Professional golf has never been more financially rewarding or more internally fractured than it is today. The Saudi-backed LIV Golf series, now in its third season, has paid over $1.8 billion in prize money and signing fees to players including Dustin Johnson, Bryson DeChambeau and, most damagingly for the traditional game, Phil Mickelson — while the PGA Tour has responded with its own financial restructuring that raised player compensation dramatically.
The Merger That Never Was
June 2023’s announcement of a framework agreement between the PGA Tour, DP World Tour and LIF Golf’s Saudi backers appeared to signal an end to the hostilities. It was not. Nearly two years on, the detailed negotiations remain deadlocked over control, governance structures and the fundamental question of whether elite professional golf can operate as a single coherent ecosystem again.
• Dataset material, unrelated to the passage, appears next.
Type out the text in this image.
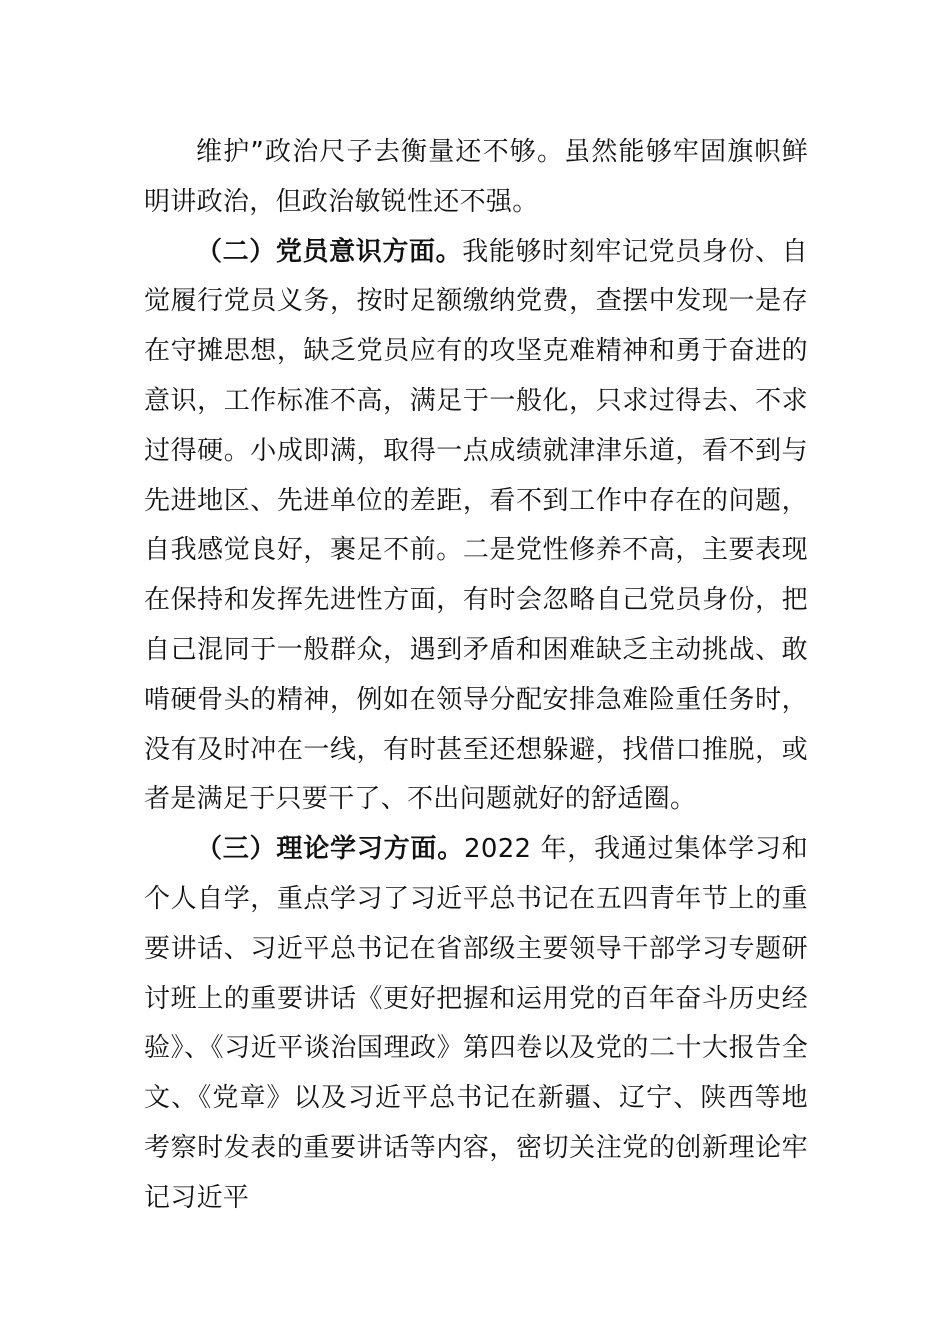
维护”政治尺子去衡量还不够。虽然能够牢固旗帜鲜明讲政治，但政治敏锐性还不强。

（二）党员意识方面。我能够时刻牢记党员身份、自觉履行党员义务，按时足额缴纳党费，查摆中发现一是存在守摊思想，缺乏党员应有的攻坚克难精神和勇于奋进的意识，工作标准不高，满足于一般化，只求过得去、不求过得硬。小成即满，取得一点成绩就津津乐道，看不到与先进地区、先进单位的差距，看不到工作中存在的问题，自我感觉良好，裹足不前。二是党性修养不高，主要表现在保持和发挥先进性方面，有时会忽略自己党员身份，把自己混同于一般群众，遇到矛盾和困难缺乏主动挑战、敢啃硬骨头的精神，例如在领导分配安排急难险重任务时，没有及时冲在一线，有时甚至还想躲避，找借口推脱，或者是满足于只要干了、不出问题就好的舒适圈。

（三）理论学习方面。2022 年，我通过集体学习和个人自学，重点学习了习近平总书记在五四青年节上的重要讲话、习近平总书记在省部级主要领导干部学习专题研讨班上的重要讲话《更好把握和运用党的百年奋斗历史经验》、《习近平谈治国理政》第四卷以及党的二十大报告全文、《党章》以及习近平总书记在新疆、辽宁、陕西等地考察时发表的重要讲话等内容，密切关注党的创新理论牢记习近平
Rory McIlroy’s Lonely Stand
No player has done more to try to preserve the traditional model of professional golf than Rory McIlroy. The world number one turned down what he later described as “more money than I could spend in ten lifetimes” to remain with the PGA Tour, and has been the sport’s most vocal defender of the establishment.
“Golf is bigger than any of us,” McIlroy told reporters this week. “What we’re trying to protect isn’t just our interests — it’s the interests of the game 50 years from now.”